Ana Heckert, diretora da Adufes, explica que o arquivamento não apenas respalda juridicamente a ação ético-política do CE, mas também sinaliza para a Ufes a importância e a necessidade de ampliar ações relativas às políticas afirmativas, aos direitos humanos.
“É necessário e urgente que a Ufes defina esta e outras questões como uma política institucional, e não feche os olhos ou silencie acerca de discriminações e violências que muitos grupos minoritários experimentam no cotidiano da instituição. A decisão é um importante aporte jurídico que permite à administração da Universidade e aos conselhos superiores deliberarem sobre políticas afirmativas para os grupos LGBTQIA+, que não se reduzem ao uso dos banheiros. Há muitas medidas a serem tomadas para dirimir a discriminação e o preconceito que esses grupos vivenciam de forma violenta. E a universidade, como espaço de formação e de pesquisa, precisa ter iniciativas que contribuam para que a sociedade repense valores e crenças que constrangem a vida e o exercício de direitos sociais e políticos”, defendeu.
A diretora da Adufes acrescenta que a implementação de comissões de ações afirmativas é uma medida necessária e que já deveria ter se tornado uma política institucional, regulamentando sua existência em todos os centros da Ufes. Ela lembra que outros centros da universidade já tiveram comissões como a do CE, mas que não tiveram continuidade, uma vez que tal ação acaba se tornando local.
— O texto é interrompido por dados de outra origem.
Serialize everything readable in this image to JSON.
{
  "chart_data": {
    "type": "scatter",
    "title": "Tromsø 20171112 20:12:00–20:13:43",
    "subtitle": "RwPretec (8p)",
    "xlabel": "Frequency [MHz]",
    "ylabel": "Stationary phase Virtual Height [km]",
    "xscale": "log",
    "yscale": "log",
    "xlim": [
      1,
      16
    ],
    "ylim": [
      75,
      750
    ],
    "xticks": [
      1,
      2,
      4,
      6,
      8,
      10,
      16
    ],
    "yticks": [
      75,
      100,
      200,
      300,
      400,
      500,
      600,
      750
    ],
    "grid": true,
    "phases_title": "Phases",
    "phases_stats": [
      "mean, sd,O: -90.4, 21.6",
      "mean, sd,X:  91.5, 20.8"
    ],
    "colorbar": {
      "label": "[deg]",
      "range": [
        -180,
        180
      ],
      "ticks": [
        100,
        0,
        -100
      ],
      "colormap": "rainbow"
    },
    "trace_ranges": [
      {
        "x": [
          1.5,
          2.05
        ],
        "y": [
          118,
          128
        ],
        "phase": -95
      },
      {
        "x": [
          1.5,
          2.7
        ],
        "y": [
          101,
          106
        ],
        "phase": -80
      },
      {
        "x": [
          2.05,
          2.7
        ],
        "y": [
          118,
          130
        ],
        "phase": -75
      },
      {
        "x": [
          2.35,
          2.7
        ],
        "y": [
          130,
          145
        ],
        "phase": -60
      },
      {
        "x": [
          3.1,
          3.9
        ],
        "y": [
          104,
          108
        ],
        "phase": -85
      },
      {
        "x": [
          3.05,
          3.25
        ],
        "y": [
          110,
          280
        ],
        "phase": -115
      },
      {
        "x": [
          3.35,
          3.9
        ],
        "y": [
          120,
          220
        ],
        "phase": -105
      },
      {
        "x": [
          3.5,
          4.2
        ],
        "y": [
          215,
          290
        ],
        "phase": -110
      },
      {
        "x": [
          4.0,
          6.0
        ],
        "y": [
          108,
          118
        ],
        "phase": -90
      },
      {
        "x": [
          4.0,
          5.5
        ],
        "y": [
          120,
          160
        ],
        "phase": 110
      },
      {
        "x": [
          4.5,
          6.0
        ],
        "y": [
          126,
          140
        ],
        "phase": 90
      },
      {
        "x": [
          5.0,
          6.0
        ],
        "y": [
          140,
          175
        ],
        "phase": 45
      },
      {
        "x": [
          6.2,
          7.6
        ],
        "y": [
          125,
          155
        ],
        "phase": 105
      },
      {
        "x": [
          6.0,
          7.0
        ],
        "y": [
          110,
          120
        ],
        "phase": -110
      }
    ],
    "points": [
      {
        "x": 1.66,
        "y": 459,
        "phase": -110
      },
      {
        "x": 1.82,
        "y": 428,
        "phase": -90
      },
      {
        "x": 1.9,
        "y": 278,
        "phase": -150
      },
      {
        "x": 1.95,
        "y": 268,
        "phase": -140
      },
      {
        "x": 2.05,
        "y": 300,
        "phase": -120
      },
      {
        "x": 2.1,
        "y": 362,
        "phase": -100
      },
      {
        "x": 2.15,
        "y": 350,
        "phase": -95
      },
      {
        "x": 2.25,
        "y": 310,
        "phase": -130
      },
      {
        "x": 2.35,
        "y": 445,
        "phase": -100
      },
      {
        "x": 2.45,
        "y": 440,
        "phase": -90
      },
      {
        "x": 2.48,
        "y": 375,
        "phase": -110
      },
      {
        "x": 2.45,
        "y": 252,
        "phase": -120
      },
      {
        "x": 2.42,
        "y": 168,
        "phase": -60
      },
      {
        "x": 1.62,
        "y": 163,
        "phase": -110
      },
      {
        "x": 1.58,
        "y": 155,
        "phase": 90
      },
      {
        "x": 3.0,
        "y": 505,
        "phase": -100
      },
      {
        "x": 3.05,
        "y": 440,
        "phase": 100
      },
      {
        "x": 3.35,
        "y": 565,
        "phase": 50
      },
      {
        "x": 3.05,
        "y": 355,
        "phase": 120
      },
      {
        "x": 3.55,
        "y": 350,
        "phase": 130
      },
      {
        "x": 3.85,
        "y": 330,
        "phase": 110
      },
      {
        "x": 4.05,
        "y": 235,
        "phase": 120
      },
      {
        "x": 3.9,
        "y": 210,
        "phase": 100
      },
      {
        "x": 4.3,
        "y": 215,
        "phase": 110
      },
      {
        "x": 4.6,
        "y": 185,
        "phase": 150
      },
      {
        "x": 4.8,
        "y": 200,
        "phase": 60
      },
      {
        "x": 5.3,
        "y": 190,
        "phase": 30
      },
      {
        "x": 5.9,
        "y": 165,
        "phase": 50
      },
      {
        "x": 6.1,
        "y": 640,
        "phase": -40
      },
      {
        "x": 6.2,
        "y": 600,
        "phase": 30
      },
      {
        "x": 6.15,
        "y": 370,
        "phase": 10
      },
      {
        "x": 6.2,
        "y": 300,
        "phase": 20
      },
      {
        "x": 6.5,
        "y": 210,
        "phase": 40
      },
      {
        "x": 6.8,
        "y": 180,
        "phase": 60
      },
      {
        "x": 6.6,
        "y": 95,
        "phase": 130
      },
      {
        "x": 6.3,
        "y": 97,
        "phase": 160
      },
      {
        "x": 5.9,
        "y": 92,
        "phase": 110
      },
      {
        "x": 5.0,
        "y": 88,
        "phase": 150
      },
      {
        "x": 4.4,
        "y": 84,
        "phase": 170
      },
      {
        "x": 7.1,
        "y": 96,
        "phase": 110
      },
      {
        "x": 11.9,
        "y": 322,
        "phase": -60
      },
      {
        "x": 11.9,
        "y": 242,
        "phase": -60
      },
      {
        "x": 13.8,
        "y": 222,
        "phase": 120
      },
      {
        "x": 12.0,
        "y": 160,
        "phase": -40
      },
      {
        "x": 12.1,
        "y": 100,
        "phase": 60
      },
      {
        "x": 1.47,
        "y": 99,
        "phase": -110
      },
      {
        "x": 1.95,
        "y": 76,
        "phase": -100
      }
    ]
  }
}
“Há muitos problemas ocorrendo na universidade com a retomada das aulas presenciais no que se refere às práticas racistas, machistas, lgtbfóbicas, discriminatórias, etc., que permeiam o cotidiano da universidade, e que vêm esvaziando as políticas afirmativas conquistadas com muita luta por vários movimentos sociais/entidades. Estas comissões podem não apenas propor importantes ações de apoio às políticas afirmativas, como fez o CE, como também acompanhar a sua implementação. Para isso, cabe aos conselhos superiores cumprir sua tarefa ético-política, propondo uma resolução que regulamente para toda a universidade a criação de comissões locais de ações afirmativas, por centro de ensino e setor”, disse, lembrando que a Adufes tem um papel fundamental no processo, no sentido de efetuar debates e propor ações, como também de apoiar as proposições de outros segmentos como os estudantes e os TAEs.
A Adufes tem efetuado ações formativas, por meio de seus GTs, além de apoiar atividades como publicação de artigos e discussões em seus canais de comunicação com análises acerca das questões que envolvem as políticas afirmativas.
A Pró-reitoria de Assuntos Estudantis da Ufes foi procurada para repercutir a decisão do MPF e o questionamento feito pela procuradora da República acerca da adoção de política semelhante à do CE em toda a Universidade, mas não se pronunciou sobre o assunto.